Contrastingly, the speed of the second stanza is faster, determined by the word “leapt” as it
yields an image of moving or jumping quickly. The sibilance in “stony, slushly, grassy-
smooth, crazily steep” also applies speed. The shift in pace almost embodies an enthusiasm
as the speaker communicates her heroic crusade through time, only to confirm the
importance of the “loves along the way”. The use of “clawed back” and “struggled along”
create that heroic imagery as readers can depict the speaker journeying through hardships
in different places, fascinated by her findings.

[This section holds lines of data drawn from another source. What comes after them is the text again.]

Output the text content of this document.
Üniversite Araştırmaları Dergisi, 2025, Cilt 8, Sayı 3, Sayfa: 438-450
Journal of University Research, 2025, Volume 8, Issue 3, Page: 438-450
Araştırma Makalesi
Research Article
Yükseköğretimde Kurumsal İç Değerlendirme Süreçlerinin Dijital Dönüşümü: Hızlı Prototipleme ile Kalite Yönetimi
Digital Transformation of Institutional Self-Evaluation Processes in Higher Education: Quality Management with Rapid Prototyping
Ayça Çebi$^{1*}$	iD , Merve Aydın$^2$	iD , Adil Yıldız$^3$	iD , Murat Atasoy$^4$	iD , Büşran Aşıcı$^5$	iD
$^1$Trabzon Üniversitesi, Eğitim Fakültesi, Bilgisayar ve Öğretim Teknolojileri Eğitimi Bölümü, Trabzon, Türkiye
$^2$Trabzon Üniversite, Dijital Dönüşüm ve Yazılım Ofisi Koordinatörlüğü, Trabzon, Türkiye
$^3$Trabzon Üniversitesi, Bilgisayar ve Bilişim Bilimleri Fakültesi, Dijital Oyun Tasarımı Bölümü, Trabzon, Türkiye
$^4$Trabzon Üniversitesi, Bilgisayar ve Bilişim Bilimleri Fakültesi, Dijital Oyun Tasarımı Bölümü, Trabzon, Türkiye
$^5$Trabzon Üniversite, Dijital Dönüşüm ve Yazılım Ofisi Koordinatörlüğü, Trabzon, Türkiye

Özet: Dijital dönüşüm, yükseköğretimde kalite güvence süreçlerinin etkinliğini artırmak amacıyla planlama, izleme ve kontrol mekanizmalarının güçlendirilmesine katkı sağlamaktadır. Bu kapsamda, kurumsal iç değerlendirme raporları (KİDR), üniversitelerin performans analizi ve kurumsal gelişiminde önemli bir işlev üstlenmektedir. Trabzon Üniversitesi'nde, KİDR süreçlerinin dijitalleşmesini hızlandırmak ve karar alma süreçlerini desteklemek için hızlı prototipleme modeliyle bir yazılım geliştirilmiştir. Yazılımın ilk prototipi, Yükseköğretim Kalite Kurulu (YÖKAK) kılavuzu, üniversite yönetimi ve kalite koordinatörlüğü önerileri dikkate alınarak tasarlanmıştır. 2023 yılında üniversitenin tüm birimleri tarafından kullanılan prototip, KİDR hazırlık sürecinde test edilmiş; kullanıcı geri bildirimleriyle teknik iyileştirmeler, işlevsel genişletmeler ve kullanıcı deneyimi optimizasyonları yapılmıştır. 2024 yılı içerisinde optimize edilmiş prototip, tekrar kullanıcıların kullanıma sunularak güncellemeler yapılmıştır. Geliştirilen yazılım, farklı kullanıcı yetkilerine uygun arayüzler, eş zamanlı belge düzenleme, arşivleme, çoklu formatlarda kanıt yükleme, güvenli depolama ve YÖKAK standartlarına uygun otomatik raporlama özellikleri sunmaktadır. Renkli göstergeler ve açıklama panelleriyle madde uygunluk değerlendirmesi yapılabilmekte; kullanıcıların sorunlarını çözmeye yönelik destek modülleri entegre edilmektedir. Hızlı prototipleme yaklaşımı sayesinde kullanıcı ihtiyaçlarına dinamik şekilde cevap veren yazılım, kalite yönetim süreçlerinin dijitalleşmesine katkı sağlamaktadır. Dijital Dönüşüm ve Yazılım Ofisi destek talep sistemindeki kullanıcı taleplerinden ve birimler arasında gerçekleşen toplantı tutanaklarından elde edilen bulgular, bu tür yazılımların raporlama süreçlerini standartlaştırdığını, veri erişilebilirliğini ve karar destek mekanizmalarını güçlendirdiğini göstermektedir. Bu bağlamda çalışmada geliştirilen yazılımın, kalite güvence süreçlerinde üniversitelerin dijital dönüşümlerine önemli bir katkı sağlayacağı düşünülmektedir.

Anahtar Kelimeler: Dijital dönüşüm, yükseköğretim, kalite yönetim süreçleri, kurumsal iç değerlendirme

The repetition of “this” adds to the speaker’s enthusiasm and fascination. Perhaps she is
now older, recalling that “walk with moonlight” once again but as she does this, it’s as if
she’s experiencing that walk for the first time, emphasised by “this magical sameness, this
surprise”. “predictable” and “sameness” are juxtaposed with “magical” and “surprise” which
adds to the familiar ambiguity of the meaning of this poem. Perhaps the speaker’s message
is to live in the moment, so that when you reminisce, you get to re-live those moments.

In conclusion, Ruth Bidgood shapes the meaning of time, familiarity and ambiguity through
her uses of sibilance, caesuras, juxtapositions and free verse.